Tuesday, May 8, 2012

Jilbab Kewajiban Muslimah ( IX. Hubungan Budaya Setempat dengan Teks Al Qur’an Dan Hadist )


Di dalam masalah jilbab, Quraish Shihab cenderung untuk mendukung pendapat yang mengatakan bahwa batasan pakaian dalam Islam disesuaikan dengan kondisi dan adat istiadat masyarakat setempat. Jika pakaian tersebut layak dan pantas serta wajar menurut masyarakat tertentu, maka itulah pakaian yang diperintahkan oleh Islam untuk dipakainya. Banyak pernyataan-pernyataan Quraish Shihab yang menunjukkan hal tersebut. Di sini akan diberikan beberapa contoh darinya, walau sebagian besar sudah dikupas oleh penulis pada halaman-halaman berikutnya.
Contoh Pertama :
Quraish menulis : “Terlebih dahulu perlu digaris bawahi bahwa ayat-ayat Al Qur’an lebih-lebih sabda, pengamalan dan pembenaran  Nabi Muhammad saw ( As- Sunnah ) kesemuanya turun dan terjadi dalam satu masyarakat yang memiliki budayanya.
Selanjutnya beliau menulis : Mereka juga hendaknya  memahami budaya masyarakat, sejarah nabi Muhammad saw, sebab-sebab turunnya satu ayat, atau tercetusnya ucapan dan sikap Nabi Muhammad saw .  Di sisi lain , perlu juga digaris bawahi bahwa pemahaman seseorang menyangkut satu nash ( teks ) – termasuk Al Qur’an dan Hadist – tidak dapat terlepas dari pengaruh perkembangan ilmu pengetahuan dan budaya masyarakatnya, di samping kecerdasan dan kecenderungan pribadinya. [1]

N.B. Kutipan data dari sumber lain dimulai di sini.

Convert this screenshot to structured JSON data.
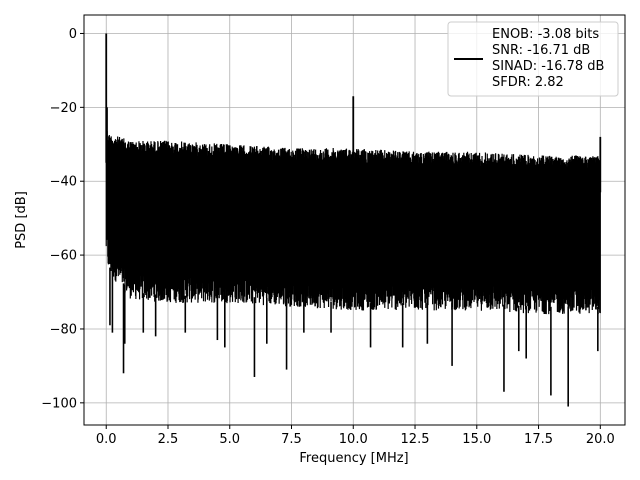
{
  "chart_data": {
    "type": "line",
    "title": "",
    "xlabel": "Frequency [MHz]",
    "ylabel": "PSD [dB]",
    "xlim": [
      -0.9,
      21.0
    ],
    "ylim": [
      -106,
      5
    ],
    "grid": true,
    "legend_position": "top-right",
    "x_ticks": [
      0.0,
      2.5,
      5.0,
      7.5,
      10.0,
      12.5,
      15.0,
      17.5,
      20.0
    ],
    "x_tick_labels": [
      "0.0",
      "2.5",
      "5.0",
      "7.5",
      "10.0",
      "12.5",
      "15.0",
      "17.5",
      "20.0"
    ],
    "y_ticks": [
      0,
      -20,
      -40,
      -60,
      -80,
      -100
    ],
    "y_tick_labels": [
      "0",
      "−20",
      "−40",
      "−60",
      "−80",
      "−100"
    ],
    "legend_lines": [
      "ENOB: -3.08 bits",
      "SNR: -16.71 dB",
      "SINAD: -16.78 dB",
      "SFDR: 2.82"
    ],
    "series": [
      {
        "color": "#000000",
        "x_range": [
          0.0,
          20.0
        ],
        "noise_envelope": {
          "x": [
            0.0,
            0.1,
            1.0,
            2.5,
            5.0,
            7.5,
            10.0,
            12.5,
            15.0,
            17.5,
            20.0
          ],
          "upper": [
            -25,
            -27,
            -29,
            -29,
            -30,
            -31,
            -31,
            -32,
            -32,
            -33,
            -33
          ],
          "lower": [
            -60,
            -65,
            -72,
            -73,
            -73,
            -74,
            -75,
            -75,
            -75,
            -76,
            -76
          ]
        },
        "peaks": [
          {
            "x": 0.0,
            "y": 0
          },
          {
            "x": 0.03,
            "y": -20
          },
          {
            "x": 10.0,
            "y": -17
          },
          {
            "x": 20.0,
            "y": -28
          }
        ],
        "dips": [
          {
            "x": 0.15,
            "y": -79
          },
          {
            "x": 0.25,
            "y": -81
          },
          {
            "x": 0.7,
            "y": -92
          },
          {
            "x": 0.75,
            "y": -84
          },
          {
            "x": 1.5,
            "y": -81
          },
          {
            "x": 2.0,
            "y": -82
          },
          {
            "x": 3.2,
            "y": -81
          },
          {
            "x": 4.5,
            "y": -83
          },
          {
            "x": 4.8,
            "y": -85
          },
          {
            "x": 6.0,
            "y": -93
          },
          {
            "x": 6.5,
            "y": -84
          },
          {
            "x": 7.3,
            "y": -91
          },
          {
            "x": 8.0,
            "y": -81
          },
          {
            "x": 9.1,
            "y": -81
          },
          {
            "x": 10.7,
            "y": -85
          },
          {
            "x": 12.0,
            "y": -85
          },
          {
            "x": 13.0,
            "y": -84
          },
          {
            "x": 14.0,
            "y": -90
          },
          {
            "x": 16.1,
            "y": -97
          },
          {
            "x": 16.7,
            "y": -86
          },
          {
            "x": 17.0,
            "y": -88
          },
          {
            "x": 18.0,
            "y": -98
          },
          {
            "x": 18.7,
            "y": -101
          },
          {
            "x": 19.9,
            "y": -86
          }
        ]
      }
    ]
  }
}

Dalam Ilmu Ushul Fiqh, yaitu sebuah disiplin ilmu yang mempelajari tata cara pengambilan hukum dari Al Qur’an dan Hadist disebutkan bahwa pengambilan suatu hukum hanyalah tertumpu pada teks-teks yang ada dalam Al Qur’an dan Hadist yang tentunya menggunakan bahasa Arab, maka salah satu syarat mutlak untuk menjadi seorang mujtahid ( yang mampu mengistinbatkan suatu hukum ) adalah penguasaan bahasa Arab. Teks-teks yang ada dalam Al Qur’an dan Hadist itulah yang akan diolah oleh seorang mujtahid sehingga diperoleh suatu hukum. Tidak disebutkan di dalamnya keharusan memahami budaya masyarakat pada waktu itu sebagaimana yang dianjurkan oleh Quraish.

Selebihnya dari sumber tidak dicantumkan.